Die Blauen applaudieren, wenn der FC Bayern verliert und manche, wenn der Fasching ausfällt. Aber es gibt Nachhaltigeres als Schadenfreude

Glosse von Udo Watter

Manche Wesen saugen ihr Glück vornehmlich aus dem Unglück anderer. Nehmen wir Fans des TSV 1860 München: Ihr Lebensinhalt - Löwenanhänger sagen dazu gern auch Raison d'Être - besteht weniger darin, die eigenen (seltenen) Siege zu feiern als vielmehr die (noch selteneren) Niederlagen des roten Rivalen. Allerdings schwächt sich das Primat der Schadenfreude allmählich ab, die Sechzger sind so unterklassig geworden, dass der FC Bayern als Feindbild zu surreal geworden ist.

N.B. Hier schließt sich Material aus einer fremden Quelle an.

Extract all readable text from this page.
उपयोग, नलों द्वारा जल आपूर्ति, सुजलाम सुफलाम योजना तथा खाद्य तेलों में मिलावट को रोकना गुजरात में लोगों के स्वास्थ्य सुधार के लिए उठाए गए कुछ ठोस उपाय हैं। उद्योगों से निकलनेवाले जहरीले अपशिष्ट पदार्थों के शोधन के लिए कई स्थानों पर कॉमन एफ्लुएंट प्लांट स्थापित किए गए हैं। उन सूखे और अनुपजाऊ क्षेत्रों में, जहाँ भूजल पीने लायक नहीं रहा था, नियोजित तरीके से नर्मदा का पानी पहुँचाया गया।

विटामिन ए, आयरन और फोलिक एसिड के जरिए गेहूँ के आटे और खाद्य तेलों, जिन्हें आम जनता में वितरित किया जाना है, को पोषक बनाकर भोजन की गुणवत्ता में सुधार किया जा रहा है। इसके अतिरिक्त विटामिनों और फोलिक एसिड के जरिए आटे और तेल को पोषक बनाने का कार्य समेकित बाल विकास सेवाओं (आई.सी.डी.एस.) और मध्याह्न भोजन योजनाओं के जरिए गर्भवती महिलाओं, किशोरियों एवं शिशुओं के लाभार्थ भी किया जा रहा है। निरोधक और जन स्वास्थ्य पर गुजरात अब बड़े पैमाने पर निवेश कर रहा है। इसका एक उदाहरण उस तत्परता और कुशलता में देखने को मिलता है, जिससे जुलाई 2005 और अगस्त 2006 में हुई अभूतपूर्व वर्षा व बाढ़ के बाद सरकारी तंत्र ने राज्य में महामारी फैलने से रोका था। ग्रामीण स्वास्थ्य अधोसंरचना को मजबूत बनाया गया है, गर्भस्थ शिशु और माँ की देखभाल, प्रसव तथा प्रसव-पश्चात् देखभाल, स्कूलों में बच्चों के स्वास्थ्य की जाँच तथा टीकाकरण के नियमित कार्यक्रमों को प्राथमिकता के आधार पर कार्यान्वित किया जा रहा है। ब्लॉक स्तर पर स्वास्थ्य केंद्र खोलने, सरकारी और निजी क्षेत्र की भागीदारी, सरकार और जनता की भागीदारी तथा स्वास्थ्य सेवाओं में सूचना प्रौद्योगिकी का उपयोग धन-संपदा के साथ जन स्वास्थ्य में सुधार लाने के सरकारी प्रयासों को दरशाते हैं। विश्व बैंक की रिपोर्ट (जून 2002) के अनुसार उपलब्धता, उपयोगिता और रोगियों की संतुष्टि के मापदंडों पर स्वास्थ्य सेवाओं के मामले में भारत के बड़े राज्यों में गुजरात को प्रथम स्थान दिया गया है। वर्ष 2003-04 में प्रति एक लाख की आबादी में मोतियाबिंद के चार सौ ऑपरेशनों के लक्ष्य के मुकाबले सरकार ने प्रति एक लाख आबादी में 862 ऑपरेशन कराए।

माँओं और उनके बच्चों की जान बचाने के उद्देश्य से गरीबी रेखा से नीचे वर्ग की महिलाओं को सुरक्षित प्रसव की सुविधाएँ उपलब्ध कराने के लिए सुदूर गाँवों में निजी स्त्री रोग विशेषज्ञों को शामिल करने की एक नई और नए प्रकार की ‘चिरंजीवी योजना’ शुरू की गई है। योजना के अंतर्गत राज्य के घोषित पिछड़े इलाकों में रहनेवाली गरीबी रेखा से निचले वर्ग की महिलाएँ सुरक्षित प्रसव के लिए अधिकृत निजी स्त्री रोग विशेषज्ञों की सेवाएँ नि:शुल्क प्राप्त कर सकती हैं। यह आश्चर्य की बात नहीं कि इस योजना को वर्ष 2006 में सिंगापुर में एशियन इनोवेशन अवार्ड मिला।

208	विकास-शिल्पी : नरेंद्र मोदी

Zudem gewinnen sie jetzt wieder häufiger, manchmal sogar gegen Lokalrivalen. Dazu zählt auch die SpVgg Unterhaching, die im Drittliga-Hinspiel 0:2 unterlag und kommenden Freitag auf Revanche aus ist. Ein Erfolg wäre für die nach einer Niederlagen-Serie abstiegsbedrohten Hachinger enorm wichtig.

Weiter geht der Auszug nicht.